La Chine a lancé une campagne de prévention contre les incendies dans les gratte-ciel après l'incendie d'un groupe d'immeubles, qui a fait 128 morts, dont un pompier, à Hong Kong. Cette dernière abrite à elle seule 569 bâtiments dépassant 150 mètres de hauteur, record mondiale.
Après l'incendie qui a fait au moins 128 morts à Hong Kong mercredi 26 novembre dans un complexe d'immeubles en rénovation, la Chine a lancé une campagne «d'inspection et de rectification» concernant les risques de feu dans les gratte-ciels, a annoncé la chaîne de télévision publique CCTV ce samedi.
Cette initiative se concentrera sur les chantiers de rénovation extérieure et l'utilisation de matériaux inflammables dans les travaux et de bambou pour les échafaudages. Ces derniers auraient notamment accéléré la propagation des flammes dans le pire incendie qu'ait connu cette région administrative spéciale depuis 1948.
La veille, le chef de l'exécutif du territoire, John Lee, a ordonné l'inspection de tous les grands chantiers de rénovation de la ville, tandis que le numéro deux du gouvernement de Hong Kong, Eric Chan, a souligné qu'il était «impératif d'accélérer la transition complète vers les échafaudages métalliques».

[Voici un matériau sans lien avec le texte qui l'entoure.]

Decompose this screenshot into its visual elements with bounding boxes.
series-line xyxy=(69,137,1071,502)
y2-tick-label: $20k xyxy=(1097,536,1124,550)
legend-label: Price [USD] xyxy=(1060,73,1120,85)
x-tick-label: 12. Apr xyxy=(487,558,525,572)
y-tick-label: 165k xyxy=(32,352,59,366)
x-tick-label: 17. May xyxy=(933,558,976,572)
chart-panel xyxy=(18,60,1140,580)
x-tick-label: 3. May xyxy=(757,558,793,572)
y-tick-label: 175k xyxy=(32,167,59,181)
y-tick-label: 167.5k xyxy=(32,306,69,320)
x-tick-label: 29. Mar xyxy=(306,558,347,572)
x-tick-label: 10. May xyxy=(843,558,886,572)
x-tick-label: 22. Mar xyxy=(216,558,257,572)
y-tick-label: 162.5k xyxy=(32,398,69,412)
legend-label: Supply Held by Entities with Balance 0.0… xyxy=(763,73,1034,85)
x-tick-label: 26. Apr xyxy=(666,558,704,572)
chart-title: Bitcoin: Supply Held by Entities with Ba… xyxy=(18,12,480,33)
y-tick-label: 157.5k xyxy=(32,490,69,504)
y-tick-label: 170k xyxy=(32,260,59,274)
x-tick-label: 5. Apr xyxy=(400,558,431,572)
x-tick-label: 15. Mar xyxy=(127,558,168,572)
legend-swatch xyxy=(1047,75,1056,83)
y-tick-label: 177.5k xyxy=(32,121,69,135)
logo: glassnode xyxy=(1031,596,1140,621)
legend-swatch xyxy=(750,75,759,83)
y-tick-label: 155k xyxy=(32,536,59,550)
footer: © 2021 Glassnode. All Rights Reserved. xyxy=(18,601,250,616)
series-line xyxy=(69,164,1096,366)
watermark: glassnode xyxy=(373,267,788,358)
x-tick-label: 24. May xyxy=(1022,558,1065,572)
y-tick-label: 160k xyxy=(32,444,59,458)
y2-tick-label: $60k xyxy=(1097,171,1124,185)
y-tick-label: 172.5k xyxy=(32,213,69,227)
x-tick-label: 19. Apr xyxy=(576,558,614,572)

Une corruption présumée liée au chantier de rénovation
Pour rappel, le feu s'est déclaré dans le complexe «Wang Fuk Court», situé dans le quartier de Tai Po, peu avant 15h, heure locale. Le brasier s'est rapidement propagé à sept des huit tours de 31 étages chacune.
Plus de 50 personnes sont toujours hospitalisées, dont 12 dans un état critique et 28 dans un état grave. Un nombre indéterminé de personnes sont toujours portées disparues.
Les causes exactes du sinistre n'ont pas encore été déterminées, mais sept hommes et une femme, âgées de 40 à 63 ans, ont été interpellées pour des soupçons de corruption liée au chantier. Parmi eux figurent deux responsables du bureau d'études en charge de la rénovation, deux chefs de travaux, trois sous-traitants en échafaudages et un intermédiaire.
Les pompiers ont achevé les opérations de lutte contre le feu et les recherches de disparus vendredi. Plus de 1.200 personnes, plus de 200 engins anti-incendie et environ 100 ambulances ont été mobilisés, selon un décompte officiel.